Breaking News

John C. Davis – A Long-Time Hometown Boy

BY MICHAEL REISIG –

John C. Davis was born and raised in Mena, coming into this world and this town in 1942. He attended schools here and graduated from high school in 1960. His father owned Mena Ice Plant and Davis began his working career there.

“As a kid I worked on the loading dock and delivered ice as well,” he recalled. “I delivered it to the old fashioned ice boxes at age 15. At 17, I went to work in a grocery store for 50 cents an hour – from 7 a.m. to 8:15 a.m., then I went off to school. I’d go back to work at 6 p.m. Later I also had a paper route, with my brother. We would pick up our papers from the 7:15 a.m. mail/passenger train and deliver throughout Mena. After that, when I was older, I had an ice route, delivering from Mena, to Rich Mountain, and into Oklahoma. I remember I delivered ice to the beer joints that didn’t even have electricity. There was one I remember, called The Bear Patch, that had a large live bear chained to a pole in a small fence-off area, and patrons that got drunk enough could wrestle the bear, if they wanted to.”

Davis got married in 1960, to Nita Cunningham, better known as Mickey, and they’ve been married for 53 years. They raised two daughters, although one passed away in 2007.

“I’ve seen people in this area go from wooden ice boxes to refrigerators,” he recalled. “I’ve seen people backed up two blocks to get ice from us in the summertime. Later, Dad had a candy and tobacco wholesale business, then he got a franchise for the original Frito Lay Company. I eventually became a distributor for Frito Lay in Oklahoma, at 20 years old. At 21, I went to work for Frito Lay itself and stayed with them for nearly 40 years, retiring in 2002.

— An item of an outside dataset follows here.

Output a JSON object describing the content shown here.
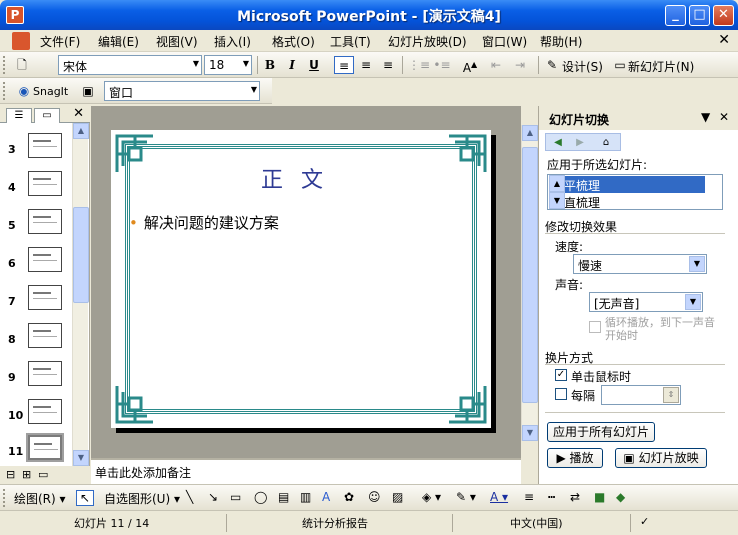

“I’ve seen Highway 71 go from a rutty, two-lane road to a four-lane highway,” he continued. “I can remember seeing them put up the first stoplight in Mena, and now there’s half a dozen. There used to be a dozen small grocery stores in Mena, and now there’s just a couple big ones. I raised two daughters and watched them grow up in this community. I’ve lived through love and tragedy and had two heart attacks, and lost my left leg to a blood clot, but I’m still here and still going strong.”

Today, still going strong, Davis works for the Mena Depot, welcoming visitors and relating the history of his town. Through it all, he’s never lost his sense of perspective or his sense of humor, and he still carries a positive attitude about life. He enjoys making people laugh and he likes telling stories about “how it used to be” around here, which is why he’s so perfect for his job at The Depot.

“Working here reminds me of the old days in Mena, and I enjoy passing the history of Mena on to the folks that visit here,” he said. “I lived here most of my life and raised a family here and I’ve got four grandkids. I’m still enjoying life and I intend to continue. It’s not over yet.”